Sanzioni Ue alla Russia, applicazione rinviata

Sanzioni Ue alla Russia, applicazione rinviata

BRUXELLES — L’Europa prova a uscire, per metà, dalla sua fatale impotenza nei confronti di Vladimir Putin. A tarda sera, 15 colossi dell’industria petrolifera e meccanica russa, nonché delle produzioni di armi — quelli più grandi, i più vincolati da interessi milionari con l’Occidente e anche l’Italia — vengono aggiunti alla lista delle sanzioni economiche compilate dagli ambasciatori della Ue.
Ma quelle stesse sanzioni verranno applicate solo «nei prossimi giorni», per ora sono virtualmente congelate: divisioni fra gli europei, speranze che la tensione si allenti, indecisione cronica. Il criterio generale, se e quando scatterà, sarà comunque questo: finché continuerà l’attacco a tenaglia di Putin contro l’Ucraina, l’Occidente non comprerà le azioni e obbligazioni di quei colossi, non li finanzierà in alcun modo. La prima risposta del Cremlino è già arrivata: minacce di chiudere lo spazio aereo sopra la Russia, e minacce ancor più concrete di dare altre serrate ai rubinetti del gas naturale. Nella lista delle imprese colpite ci sono miti come la Kalashnikov, già produttrice degli storici mitragliatori sovietici; e c’è Rosneft, società pubblica che domina i pozzi e le arterie del petrolio, socia, tramite Lauro Sessantuno, della Pirelli con un pacchetto azionario del 13% (il suo presidente Igor Sechin sta fra i massimi dirigenti del gruppo italiano), e socia anche — con una quota del 20,9% acquisita dalla famiglia Moratti — della Saras, la grande raffineria di Sarroch in Sardegna, più volte al centro di inchieste ambientali ed epidemiologiche e per gli effetti delle sue lavorazioni sulla popolazione locale.
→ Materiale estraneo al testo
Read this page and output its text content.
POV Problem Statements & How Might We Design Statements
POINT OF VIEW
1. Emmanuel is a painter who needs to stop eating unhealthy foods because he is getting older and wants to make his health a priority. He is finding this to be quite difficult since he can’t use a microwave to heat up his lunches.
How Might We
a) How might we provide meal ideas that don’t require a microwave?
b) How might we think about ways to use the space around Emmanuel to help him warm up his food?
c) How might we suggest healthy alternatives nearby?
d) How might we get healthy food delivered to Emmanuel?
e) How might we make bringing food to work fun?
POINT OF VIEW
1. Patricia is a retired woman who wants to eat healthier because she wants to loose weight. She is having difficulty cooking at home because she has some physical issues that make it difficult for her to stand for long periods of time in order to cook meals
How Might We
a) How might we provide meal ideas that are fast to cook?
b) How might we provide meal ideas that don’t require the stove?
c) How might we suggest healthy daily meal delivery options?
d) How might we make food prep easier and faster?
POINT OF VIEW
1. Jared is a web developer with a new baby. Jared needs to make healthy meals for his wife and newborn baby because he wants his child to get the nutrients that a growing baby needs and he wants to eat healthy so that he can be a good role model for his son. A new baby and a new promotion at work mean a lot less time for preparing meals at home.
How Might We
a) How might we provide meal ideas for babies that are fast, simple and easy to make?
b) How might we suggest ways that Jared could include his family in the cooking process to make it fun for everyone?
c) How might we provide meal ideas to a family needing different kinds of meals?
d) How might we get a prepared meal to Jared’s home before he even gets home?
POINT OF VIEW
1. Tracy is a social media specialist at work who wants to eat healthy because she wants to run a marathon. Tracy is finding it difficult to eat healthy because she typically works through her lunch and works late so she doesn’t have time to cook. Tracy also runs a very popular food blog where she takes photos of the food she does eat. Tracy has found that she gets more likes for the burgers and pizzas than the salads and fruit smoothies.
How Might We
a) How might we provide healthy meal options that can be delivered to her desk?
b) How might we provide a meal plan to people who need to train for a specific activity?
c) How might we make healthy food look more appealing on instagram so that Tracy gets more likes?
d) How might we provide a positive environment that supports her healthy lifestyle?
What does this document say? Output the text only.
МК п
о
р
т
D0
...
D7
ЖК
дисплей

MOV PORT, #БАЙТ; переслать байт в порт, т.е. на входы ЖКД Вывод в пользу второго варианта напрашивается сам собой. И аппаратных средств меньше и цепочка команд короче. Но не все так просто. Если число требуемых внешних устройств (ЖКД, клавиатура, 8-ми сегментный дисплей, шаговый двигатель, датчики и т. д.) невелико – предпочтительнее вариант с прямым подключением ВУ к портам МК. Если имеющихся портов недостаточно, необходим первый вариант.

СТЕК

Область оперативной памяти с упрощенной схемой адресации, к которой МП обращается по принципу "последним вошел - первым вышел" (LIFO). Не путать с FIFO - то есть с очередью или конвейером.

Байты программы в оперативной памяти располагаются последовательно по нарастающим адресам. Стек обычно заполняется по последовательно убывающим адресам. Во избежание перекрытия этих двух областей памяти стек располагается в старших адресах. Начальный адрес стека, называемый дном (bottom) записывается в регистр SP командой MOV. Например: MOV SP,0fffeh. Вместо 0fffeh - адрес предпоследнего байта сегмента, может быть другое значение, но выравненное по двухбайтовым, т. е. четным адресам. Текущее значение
È così importante per Mosca, la Rosneft, che il primo ministro Dmitry Medvedev non ha escluso ieri un’iniezione di aiuti di Stato pari a 31 miliardi di euro per sostenerne le casse. Ma anche per i partner europei e italiani, naturalmente, il salasso indirettamente provocato dalle sanzioni sarà pesante.
Nell’elenco dei «puniti» c’è anche Transneft (il «ragno» delle reti che gestisce le linee di distribuzione energetica) e Gazpromneft, quarto produttore di greggio nel Paese cresciuto all’ombra del Cremlino.
Medvedev minaccia sì la chiusura dello spazio aereo russo, ma aggiunge anche qualcos’altro: «Le sanzioni economiche contro la Russia avranno conseguenze politiche e questo sarà più rischioso che le restrizioni imposte sulle forniture, potrebbe spezzare il sistema di sicurezza globale. Ma io spero che i nostri partner occidentali non vogliano che questo accada e che non ci siano dei pazzi tra coloro che prendono le decisioni».
Il Cremlino minaccia quindi una risposta «asimmetrica» lasciandone l’interpretazione a Bruxelles. Pallida o esangue, per forza di cose visto che i fatti reali travalicano i comunicati dei politici, la controreplica di Herman Van Rompuy, presidente uscente del Consiglio Ue: se reggerà la tregua fra Russia e Ucraina, le sanzioni potranno essere ritirate. Van Rompuy riconosce che «c’è stato qualche incidente», e basa il suo relativo ottimismo sul fatto che i separatisti russi hanno mantenuto la loro promessa di liberare 1.200 prigionieri a Mariupol sulle rive del Mar d’Azov, dove si è recato il presidente ucraino Petro Poroshenko. Ma proprio a Mariupol si è sparato ancora qua e là.
E intanto, sono iniziate ieri e dureranno fino a domani le manovre congiunte fra Ucraina e Stati Uniti nel Mar Nero, cui partecipano 280 marinai americani oltre a spagnoli, canadesi, romeni e turchi. La flotta russa guarda. I cerini nel pagliaio aumentano.